Midwest City (eastern suburb of OKC) has been busy with bike path development. This (below) is the new Palmer Loop where it begins alongside SE 15th Street. The southern entrance to the large Barnes Park complex is off camera to the right. This trail runs along the street, and then plunges south.
Very quickly it runs under a defunct railroad bridge (below). Then it turns alongside the northern edge of the Tinker AFB Training Area (formerly the Glennwood Addition). The Air Force bought this land because it was just off the northern end of the main runway and saw a few plane crashes. All the buildings were removed, but the old street pavement remains.

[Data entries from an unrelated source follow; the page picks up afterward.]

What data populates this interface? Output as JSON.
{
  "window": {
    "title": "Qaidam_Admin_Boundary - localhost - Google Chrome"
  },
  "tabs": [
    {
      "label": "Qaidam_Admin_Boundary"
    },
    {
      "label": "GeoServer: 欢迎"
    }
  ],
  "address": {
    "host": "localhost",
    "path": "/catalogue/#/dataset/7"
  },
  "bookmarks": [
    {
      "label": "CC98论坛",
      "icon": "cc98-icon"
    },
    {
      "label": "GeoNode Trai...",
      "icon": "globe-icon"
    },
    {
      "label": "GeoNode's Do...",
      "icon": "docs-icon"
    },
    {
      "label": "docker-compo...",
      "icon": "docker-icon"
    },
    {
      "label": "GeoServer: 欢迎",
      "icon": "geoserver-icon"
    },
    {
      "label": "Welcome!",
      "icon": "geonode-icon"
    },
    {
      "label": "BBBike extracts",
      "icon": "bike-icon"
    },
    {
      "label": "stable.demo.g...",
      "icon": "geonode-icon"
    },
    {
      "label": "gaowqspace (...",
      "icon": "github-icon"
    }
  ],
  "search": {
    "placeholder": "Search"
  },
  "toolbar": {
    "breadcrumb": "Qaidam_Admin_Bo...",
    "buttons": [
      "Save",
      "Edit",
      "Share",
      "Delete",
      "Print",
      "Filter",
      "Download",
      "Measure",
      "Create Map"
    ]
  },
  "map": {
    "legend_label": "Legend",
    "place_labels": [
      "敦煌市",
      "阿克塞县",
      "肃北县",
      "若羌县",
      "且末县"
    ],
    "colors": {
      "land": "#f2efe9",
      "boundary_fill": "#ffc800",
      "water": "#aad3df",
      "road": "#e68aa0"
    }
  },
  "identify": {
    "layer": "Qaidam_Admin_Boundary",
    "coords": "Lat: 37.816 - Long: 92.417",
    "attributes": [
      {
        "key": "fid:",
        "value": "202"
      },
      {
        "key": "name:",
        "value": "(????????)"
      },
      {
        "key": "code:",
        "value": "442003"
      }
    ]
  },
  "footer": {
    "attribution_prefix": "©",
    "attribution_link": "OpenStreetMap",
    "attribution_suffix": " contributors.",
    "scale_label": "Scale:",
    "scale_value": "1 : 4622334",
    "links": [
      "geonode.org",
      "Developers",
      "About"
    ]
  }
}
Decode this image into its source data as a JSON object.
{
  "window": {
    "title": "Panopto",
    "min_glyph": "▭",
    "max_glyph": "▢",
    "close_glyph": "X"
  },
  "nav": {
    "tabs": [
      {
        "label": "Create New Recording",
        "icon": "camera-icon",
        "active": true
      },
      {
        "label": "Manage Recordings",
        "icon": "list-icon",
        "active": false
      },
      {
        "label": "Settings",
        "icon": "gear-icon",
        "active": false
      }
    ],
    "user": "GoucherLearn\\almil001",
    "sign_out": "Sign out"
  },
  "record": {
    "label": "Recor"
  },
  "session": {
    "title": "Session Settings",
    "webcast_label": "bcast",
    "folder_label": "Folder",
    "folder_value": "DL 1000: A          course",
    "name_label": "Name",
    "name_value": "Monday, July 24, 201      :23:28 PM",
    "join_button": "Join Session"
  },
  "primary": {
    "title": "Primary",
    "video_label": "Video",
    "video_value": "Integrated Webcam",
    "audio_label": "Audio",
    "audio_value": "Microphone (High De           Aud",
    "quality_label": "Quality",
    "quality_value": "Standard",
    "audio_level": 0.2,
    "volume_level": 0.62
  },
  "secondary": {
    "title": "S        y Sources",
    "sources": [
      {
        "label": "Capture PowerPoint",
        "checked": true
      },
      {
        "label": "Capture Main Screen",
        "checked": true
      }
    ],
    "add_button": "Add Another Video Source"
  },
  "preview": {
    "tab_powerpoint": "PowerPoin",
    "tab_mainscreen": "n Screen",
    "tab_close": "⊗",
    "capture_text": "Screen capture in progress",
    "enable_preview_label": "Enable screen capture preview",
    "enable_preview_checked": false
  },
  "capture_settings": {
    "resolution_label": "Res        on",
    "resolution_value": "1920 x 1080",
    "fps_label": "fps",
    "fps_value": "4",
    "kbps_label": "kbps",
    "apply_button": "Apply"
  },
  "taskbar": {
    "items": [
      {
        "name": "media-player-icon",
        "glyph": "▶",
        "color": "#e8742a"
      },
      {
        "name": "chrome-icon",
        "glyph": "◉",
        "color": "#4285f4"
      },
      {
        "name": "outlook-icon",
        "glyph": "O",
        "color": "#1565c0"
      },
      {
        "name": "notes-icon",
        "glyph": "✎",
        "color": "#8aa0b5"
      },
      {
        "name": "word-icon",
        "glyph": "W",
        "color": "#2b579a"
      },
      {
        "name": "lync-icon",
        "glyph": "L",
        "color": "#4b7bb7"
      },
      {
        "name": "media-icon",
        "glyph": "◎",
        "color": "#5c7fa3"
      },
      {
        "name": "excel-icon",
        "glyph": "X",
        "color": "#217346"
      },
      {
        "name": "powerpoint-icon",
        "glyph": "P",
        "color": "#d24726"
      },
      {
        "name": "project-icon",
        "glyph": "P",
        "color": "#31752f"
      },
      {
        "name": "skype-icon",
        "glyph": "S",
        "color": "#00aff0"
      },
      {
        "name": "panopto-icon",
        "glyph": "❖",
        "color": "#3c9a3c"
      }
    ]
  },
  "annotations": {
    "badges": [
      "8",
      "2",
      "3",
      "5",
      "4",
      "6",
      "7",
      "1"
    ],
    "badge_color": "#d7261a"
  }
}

Where the fence turns south, so does the Palmer Loop Trail (below). It runs alongside the fence most of the way down to the end of the remaining civilian homes they didn’t buy up. From there it connects with some older bikeways along the southern edge of the training area. I’m thinking that the “loop” designation indicates they plan on building a path along the eastern side, too. The city already owns a lot of property out there, so I’ll be investigating for signs of future work in that area soon.
Today was the Draper Lake loop for me, about 30 miles long. Since the last time I was out here about 6 months ago, the water level has dropped 6-8 feet. Here is a view from the shore across from the marina. I didn’t seen any boats on the water today. It doesn’t look that hard to get a boat into the water, but I suspect the lake is closed to boating right now.
At the far southern end of the lake I often stop for a snack and prayer. Here (left) the low water level exposes the sandstone formations normally hidden under water. They have softened and worn away, of course. They used to stand up fairly high in places. The last time water was low enough to expose some of this was several years ago, and it wasn’t this low.
This (right) is the fishing pier just off Point 19 of Draper Lake. Normally the whole pier walkway is afloat. Looking back beyond this, directly above the pier in the photo is the only real island in the lake.
The crossbeams on that railroad bridge look awfully low to the ground. Yikes.
Yet they are high enough that I would have trouble touching them when riding beneath.